In the case, MPD officers adopted a no-knock warrant, which distinct from a normal home search, officers would need not to announce their presence or identity before they rushed in with it. However, St Paul Police Department asserted that they did not request MPD to use a no-knock warrant. In criminal procedure, a no-knock warrant is designed for special situations where should officers knock first, evidence of criminal activities will be in the risk of being destroyed or that the suspect is likely to inflict greatly bodily harms on officers or innocent outsiders (Samaha 2018). Barely awake, Amir was certainly not intending to wash away any “evidence” nor would he pose any imminent danger to officers. Therefore, from a legal standpoint, MPD’s decision to conduct a no-knock raid was both improper and unreasonable.
The case ushered us to ponder one important question: are police officers allowed to behave with impunity in law?
The criminal justice system is designed by the Founders to balance citizen’s legal right of acting according to their free will and the government’s responsibility to maintain public safety. Therefore, personal freedom is highly valued concept in any statue that invasions of liberty by a public entity shall only be used in the rarest cases and under the most deliberate considerations (Samaha 2018; Balko 2014, Chapter 2). In the Fourth Amendment, this philosophy could be read as every law enforcement agent must have evidence that a crime is afoot before they stop, frisk, search, or arrest a suspect. That is, police cannot make any move based on their pure instinct or guesses and that what they do must be based on evidence (i.e. “probable cause”). This is the concept of reasonableness and the paramount principle of any court’s judgment.
However, misbehaved officers are rarely held accountable for their crimes. In the State of Minnesota, officers indicted for charges, such as domestic abuses or assaults on civilians, are often allowed to keep their police licenses so that they can walk away without consequences by leaving their former police department and finding a new one. Moreover, because of qualified immunity, which protected criminal officers by arguing that their specific situations haven’t been discussed in preceding case rulings, it’s almost impossible to convict officers who committed killing acts. Ultimately, bad apples are allowed to repeat their mistakes, and the problem is never solved.
The issue of police unaccountability was partially at fault for a few case decisions that the Supreme Court decided in the last century, where the Justices stood firmly at the side of officers and constructed an image of police-justice alignment, notwithstanding that officers' behaviors in those cases were inappropriate. In Graham v Connor, the influential case that decides that the “objective reasonableness” test shall be applied in all situations where the police deploys forces, the Court argued that officers' conducts complied with the Fourth Amendment given the imminent situation that pushed them to use force (note: the objective reasonableness test says that the legitimacy of police use of force in a given situation is decided by another officer who has no personal interest in the case being discussed). The impact of this case is long-last as it completely negates the importance of community inputs in criminal cases that involve police use of force, hereby putting officers on an unprecedentedly high position that can influence how judges think. Considering the wide influence of warrior mentality training and solidarity culture, under Graham, an officer, even if without involvement of the case, was more likely to side with their colleagues who wrongfully committed killing acts than making reasonable, objective judgement as an outsider.

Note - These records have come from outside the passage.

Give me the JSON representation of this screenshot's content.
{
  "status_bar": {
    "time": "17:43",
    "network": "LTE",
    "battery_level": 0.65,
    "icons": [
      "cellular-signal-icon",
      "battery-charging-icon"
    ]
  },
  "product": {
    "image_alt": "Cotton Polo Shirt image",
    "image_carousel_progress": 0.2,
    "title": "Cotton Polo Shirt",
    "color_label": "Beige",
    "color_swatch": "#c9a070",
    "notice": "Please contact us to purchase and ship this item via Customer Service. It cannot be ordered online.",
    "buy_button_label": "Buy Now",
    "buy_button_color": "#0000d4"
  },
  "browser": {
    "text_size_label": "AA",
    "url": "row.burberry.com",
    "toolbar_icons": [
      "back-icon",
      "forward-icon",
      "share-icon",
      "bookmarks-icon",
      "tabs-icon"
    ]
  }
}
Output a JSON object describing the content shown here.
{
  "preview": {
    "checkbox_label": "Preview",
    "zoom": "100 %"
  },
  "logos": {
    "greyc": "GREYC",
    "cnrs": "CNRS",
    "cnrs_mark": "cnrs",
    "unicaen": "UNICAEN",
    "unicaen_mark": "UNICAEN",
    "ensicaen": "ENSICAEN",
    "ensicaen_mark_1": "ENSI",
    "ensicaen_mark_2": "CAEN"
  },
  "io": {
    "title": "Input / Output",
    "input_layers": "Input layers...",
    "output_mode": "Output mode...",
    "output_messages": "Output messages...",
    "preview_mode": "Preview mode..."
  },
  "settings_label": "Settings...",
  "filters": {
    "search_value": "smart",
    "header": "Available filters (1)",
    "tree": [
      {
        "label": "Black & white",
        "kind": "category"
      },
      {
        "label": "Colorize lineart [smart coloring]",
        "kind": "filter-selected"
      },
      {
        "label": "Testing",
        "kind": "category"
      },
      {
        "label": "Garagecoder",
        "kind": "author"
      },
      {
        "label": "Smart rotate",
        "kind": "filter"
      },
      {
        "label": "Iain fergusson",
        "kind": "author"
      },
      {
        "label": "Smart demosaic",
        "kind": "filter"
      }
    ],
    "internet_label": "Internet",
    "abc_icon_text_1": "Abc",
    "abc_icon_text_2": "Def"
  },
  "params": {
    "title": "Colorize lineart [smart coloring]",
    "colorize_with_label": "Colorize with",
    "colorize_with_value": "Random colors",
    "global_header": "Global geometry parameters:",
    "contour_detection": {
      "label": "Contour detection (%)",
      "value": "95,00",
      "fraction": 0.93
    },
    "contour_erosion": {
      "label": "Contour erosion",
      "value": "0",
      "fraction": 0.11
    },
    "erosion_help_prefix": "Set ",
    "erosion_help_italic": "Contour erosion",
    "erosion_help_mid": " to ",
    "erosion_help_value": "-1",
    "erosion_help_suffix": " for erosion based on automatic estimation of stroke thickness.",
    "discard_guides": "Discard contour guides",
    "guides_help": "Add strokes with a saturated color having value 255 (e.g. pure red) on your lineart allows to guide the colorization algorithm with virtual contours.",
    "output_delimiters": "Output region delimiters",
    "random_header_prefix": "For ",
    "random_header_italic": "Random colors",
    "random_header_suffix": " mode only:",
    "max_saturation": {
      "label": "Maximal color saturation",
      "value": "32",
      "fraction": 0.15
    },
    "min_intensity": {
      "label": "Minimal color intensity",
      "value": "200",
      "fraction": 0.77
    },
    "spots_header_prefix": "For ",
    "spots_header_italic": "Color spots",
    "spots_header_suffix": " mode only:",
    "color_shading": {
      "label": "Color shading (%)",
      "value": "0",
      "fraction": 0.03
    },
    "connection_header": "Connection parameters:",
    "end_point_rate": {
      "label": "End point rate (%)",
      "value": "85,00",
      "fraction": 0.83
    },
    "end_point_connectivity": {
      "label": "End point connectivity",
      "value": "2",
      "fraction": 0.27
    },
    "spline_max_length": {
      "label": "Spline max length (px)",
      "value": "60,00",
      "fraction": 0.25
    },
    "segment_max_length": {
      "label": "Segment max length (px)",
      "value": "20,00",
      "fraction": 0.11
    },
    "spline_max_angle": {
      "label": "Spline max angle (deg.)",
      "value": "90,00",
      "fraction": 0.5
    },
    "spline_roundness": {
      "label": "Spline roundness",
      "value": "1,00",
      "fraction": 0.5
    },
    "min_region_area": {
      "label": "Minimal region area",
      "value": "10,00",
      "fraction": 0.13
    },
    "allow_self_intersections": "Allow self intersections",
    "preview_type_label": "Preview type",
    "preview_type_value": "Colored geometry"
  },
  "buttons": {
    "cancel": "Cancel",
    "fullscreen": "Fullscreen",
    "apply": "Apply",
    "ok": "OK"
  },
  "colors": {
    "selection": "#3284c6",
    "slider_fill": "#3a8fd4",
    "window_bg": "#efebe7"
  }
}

The issue of excessive force was evident in Graham because of two important reasons: how could an old person with diabetics and in low blood sugar able to pose dangers to officers, and how could the behavior of entering a store and leaving within a few minutes be deemed “suspicious”? It’s not hard to understand why justices decided this way. In more than one situations, the Justices contended that the public would have to understand that policing is an dangerous job as officers were frequently forced to make split-second decisions in their daily jobs.
Graham v Connor is not the only case where the Court’s favoritism toward police officers influenced their final decision. This “subjectivity” could also be seen in many other famous Fourth Amendment-related verdicts, such as Adams v. Williams (1972) and Kuha v. City of Minnesoka (2003).
There is an easy fix for this systematic problem: bringing community voices to the judicial procedure. Community members should be more than witnesses and play more roles than telling judges, prosecutors, and public defenders what they saw, heard, and knew about the case. Rather, they should possess a stronger power in the decision-making processes of courts at all levels by informing judges their perspectives and living experiences. The logic is simple: since courts' rulings will have direct impacts on lives of community members, communities should have a say in the procedure as well. One way to do that is forming an issue/case committee comprised of community leaders, community members, and scholars who specialize in the case-related area. The committee will be responsible for advising the judges/justices. Specifically, the issue committee will be in charge of telling judges/justices what community members think, what current research has discovered, as well as what benefits and costs may arise, should they decide the case in one way or another.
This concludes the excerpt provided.